I was waiting at a traffic light to cross the road yesterday, when a road-cleaning car passed by. You know, one of those cars with two rotating suction fans in the front, inching painstakingly along the road. It rattled and boomed and groaned past me, ploughing through the trash on the road, leaving behind it a wake of surprising cleanliness.
I was just marveling at it's apparent efficiency when suddenly it came to a clanging halt by the sidewalk. The driver craned his neck out the window, trying to catch a glimpse of what had gone wrong. A streamer had gotten caught in one of the front suction fans. So he parked the unmanoeverable car to the side, jumped out, rounded the car to inspect the fan. There was nothing to it but brute force, so he braced his feet against the tire, took hold of the streamer, and leaned back, using bodily weight to coax the streamer out. The streamer suddenly snapped, and he fell back, plomping his bottom sharply on the sidewalk. He stood up quickly, glancing around to see if anyone had noticed, dusting his posterior and hurrying back to the car.

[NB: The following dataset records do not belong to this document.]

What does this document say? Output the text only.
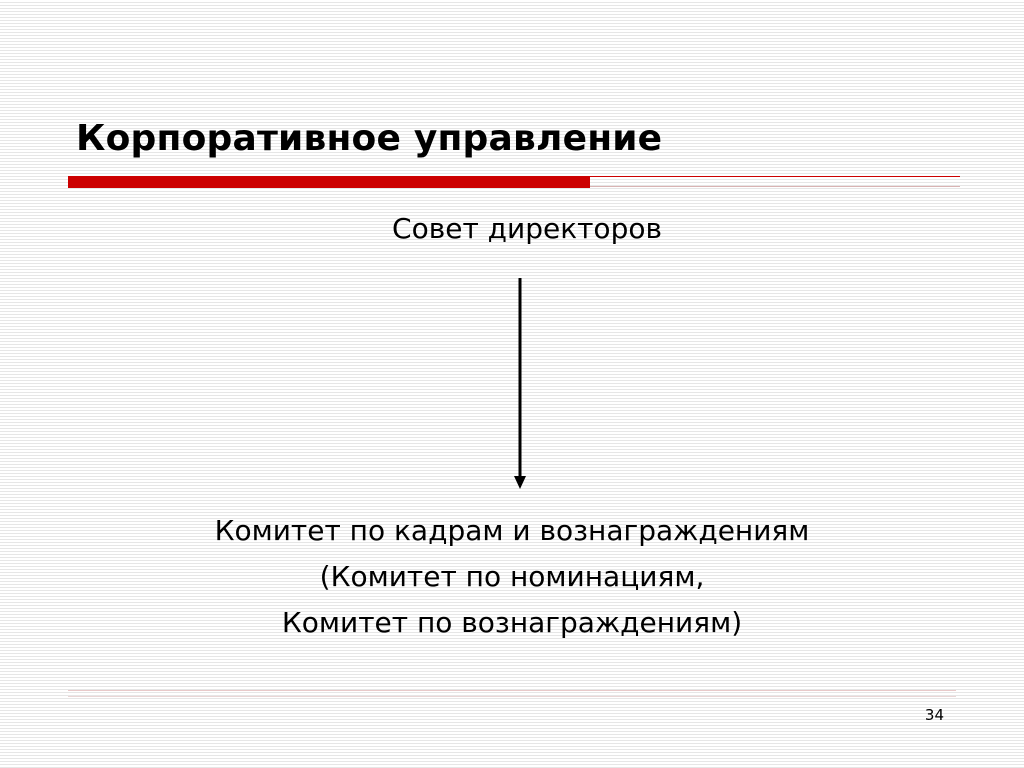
Корпоративное управление
Совет директоров
Комитет по кадрам и вознаграждениям
(Комитет по номинациям,
Комитет по вознаграждениям)
34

Looked like things were functioning again, because the car immediately re-started down the road. It proceeded another twenty yards or so, and then came to a stop again by the sidewalk. The cleaner peered out the window. Another streamer in the suction fan. Sigh. Again, he clambered out to assiduously cater to the fan, like he had probably done at least twenty times that morning before I saw him. The whole process was so painstaking, and he did it so conscientiously, it tore my heart.
I can't believe we've invented satellites that can study pluto, and we haven't as yet got around to inventing road cleaning cars that can cope with the aftermath of July 4th celebrations.